La question de la durabilité, le groupe se devant de ne pas rester figé dans le format, fut-il attrayant, se posera peut-être ensuite mais pour l’heure, les The dirty side of the street et autres Queens, ce dernier aux airs de cabaret enfumé, ou Rock it for me convainquent justement, à l’instar de Panic, second album sans faux-pas.

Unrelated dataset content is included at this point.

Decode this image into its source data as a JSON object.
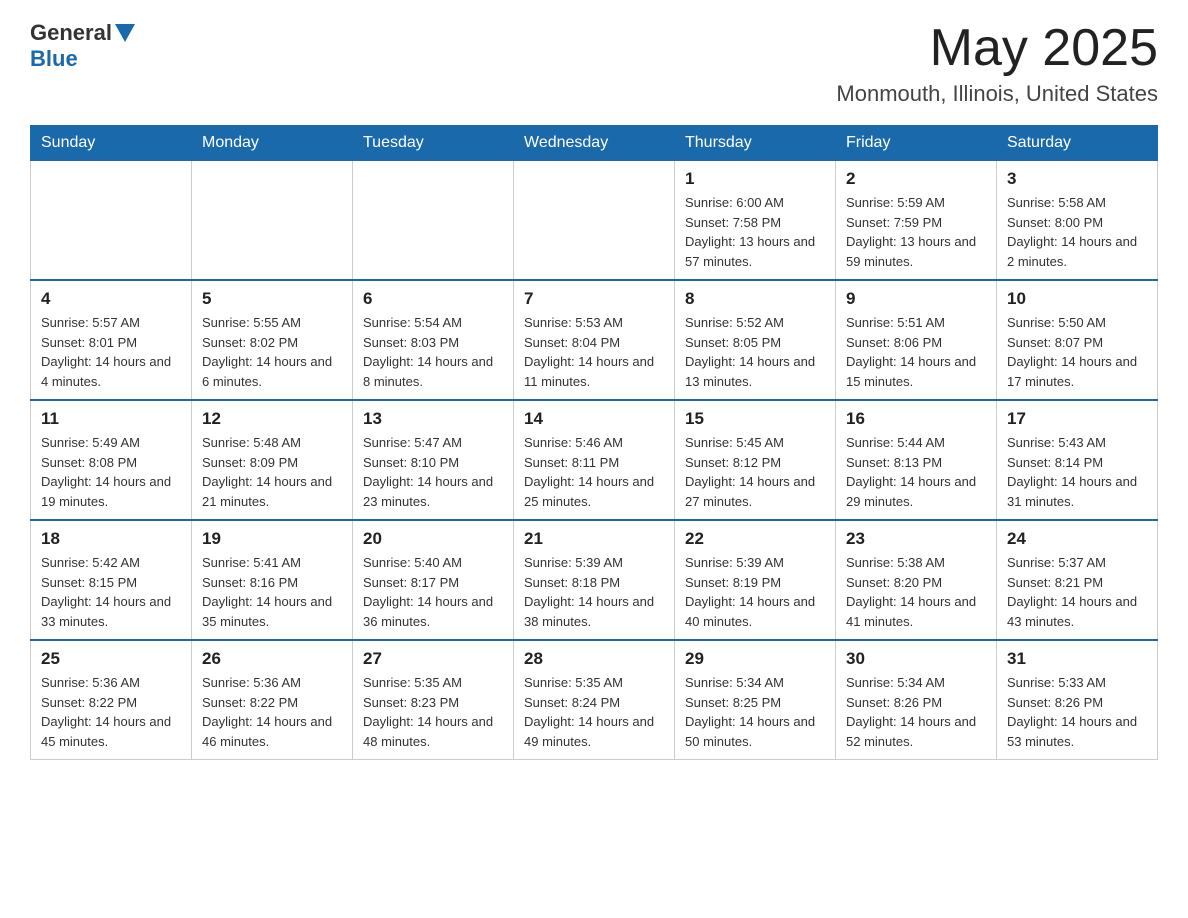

Le pont entre les époques est mis en place avec panache et la scène bien investie, l’auditoire acclamant dans un bel ensemble les titres joués.
De surcroît, le répertoire étoffé de Caravan Palace permet un set généreux, jamais gratuitement rythmique (des plages plus nuancées comme Glory of Nelly le complètent bien) et la musicalité de la formation la crédite.
A l’arrivée, tout cela donne un énième moment de félicité au public normand, et une belle prestation, en attendant par exemple Other Lives ou The Ex, prochains invités de la Smac du quai Jean de Bethencourt.
Photos William Dumont.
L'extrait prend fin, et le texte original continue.